July 06, 2017 - 8:20 AM
VANCOUVER - A timeline of the delays in one case that led a B.C. Supreme Court judge to decide it should be thrown out:
Jan. 15, 2012: Police find a marijuana grow-op while searching a home in Chilliwack.
May 11, 2012: A man is charged with cultivating marijuana and possession of marijuana for the purpose of trafficking.
July 5, 2012: The accused attends court for the first of seven appearances, all before December, six of which the judge says are the defendant's fault as he looks for a lawyer.
September 2013: The man's lawyer withdraws from the case and the original date for a preliminary hearing on Nov. 25 is pushed back by a year to Nov. 3, 2014.
Nov. 3, 2014: The preliminary hearing is held. A trial date is set for four days, beginning Nov. 23, 2015.
November 2015: The case is delayed for three months because a witness is unavailable after the death of a family member. The Crown and defence agree there is a need to resolve whether the accused's charter rights were breached before the trial can proceed.
Feb. 15-17, 2016: The charter application is heard and dismissed. The court schedules three days for a trial, starting Oct. 31, 2016. The accused fires his lawyer, pushing the trial dates back to May 16, 2017.

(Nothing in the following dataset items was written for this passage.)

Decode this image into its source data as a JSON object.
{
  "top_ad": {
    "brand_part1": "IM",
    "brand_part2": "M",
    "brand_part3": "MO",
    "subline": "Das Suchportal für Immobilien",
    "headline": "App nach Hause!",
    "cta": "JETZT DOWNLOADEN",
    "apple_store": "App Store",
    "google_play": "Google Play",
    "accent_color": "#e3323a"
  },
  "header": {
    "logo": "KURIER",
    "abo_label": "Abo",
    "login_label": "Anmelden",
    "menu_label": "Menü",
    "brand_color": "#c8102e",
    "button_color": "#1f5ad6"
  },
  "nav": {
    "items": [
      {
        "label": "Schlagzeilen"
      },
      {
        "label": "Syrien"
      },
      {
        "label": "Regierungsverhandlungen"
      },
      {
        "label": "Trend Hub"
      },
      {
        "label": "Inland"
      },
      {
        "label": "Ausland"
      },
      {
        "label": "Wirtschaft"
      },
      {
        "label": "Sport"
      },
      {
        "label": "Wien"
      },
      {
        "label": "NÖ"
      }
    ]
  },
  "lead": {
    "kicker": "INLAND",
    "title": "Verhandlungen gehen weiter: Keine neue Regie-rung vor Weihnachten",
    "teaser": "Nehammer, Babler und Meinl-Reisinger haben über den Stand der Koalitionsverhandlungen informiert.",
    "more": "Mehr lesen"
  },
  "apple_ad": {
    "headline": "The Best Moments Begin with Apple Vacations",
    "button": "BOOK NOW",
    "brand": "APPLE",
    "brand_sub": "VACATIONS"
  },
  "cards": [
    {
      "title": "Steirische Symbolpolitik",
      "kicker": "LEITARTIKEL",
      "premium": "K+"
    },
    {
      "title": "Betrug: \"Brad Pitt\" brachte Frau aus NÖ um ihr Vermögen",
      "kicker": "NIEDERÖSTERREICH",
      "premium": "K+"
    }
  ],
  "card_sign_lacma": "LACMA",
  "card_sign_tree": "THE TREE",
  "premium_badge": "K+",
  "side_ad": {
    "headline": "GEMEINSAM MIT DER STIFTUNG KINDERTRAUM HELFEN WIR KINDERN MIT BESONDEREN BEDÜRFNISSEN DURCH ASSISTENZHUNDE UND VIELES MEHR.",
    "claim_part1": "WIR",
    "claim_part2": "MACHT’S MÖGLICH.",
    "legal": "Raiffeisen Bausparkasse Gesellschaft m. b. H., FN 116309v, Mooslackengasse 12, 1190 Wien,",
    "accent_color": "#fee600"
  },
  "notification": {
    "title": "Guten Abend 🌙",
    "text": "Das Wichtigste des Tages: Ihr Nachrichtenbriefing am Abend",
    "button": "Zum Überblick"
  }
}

May 16, 2017: The trial proceeds.
May 23, 2017: The judge finds the man guilty on both counts.
June 5, 2017: The man applies for a stay of proceedings because of unreasonable delay, citing the Jordan ruling by the Supreme Court of Canada.
June 9, 2017: Justice William Grist of the B.C. Supreme Court grants the man a stay of proceedings, blaming 38 of the more than 60 months of delay on complacency in the court system.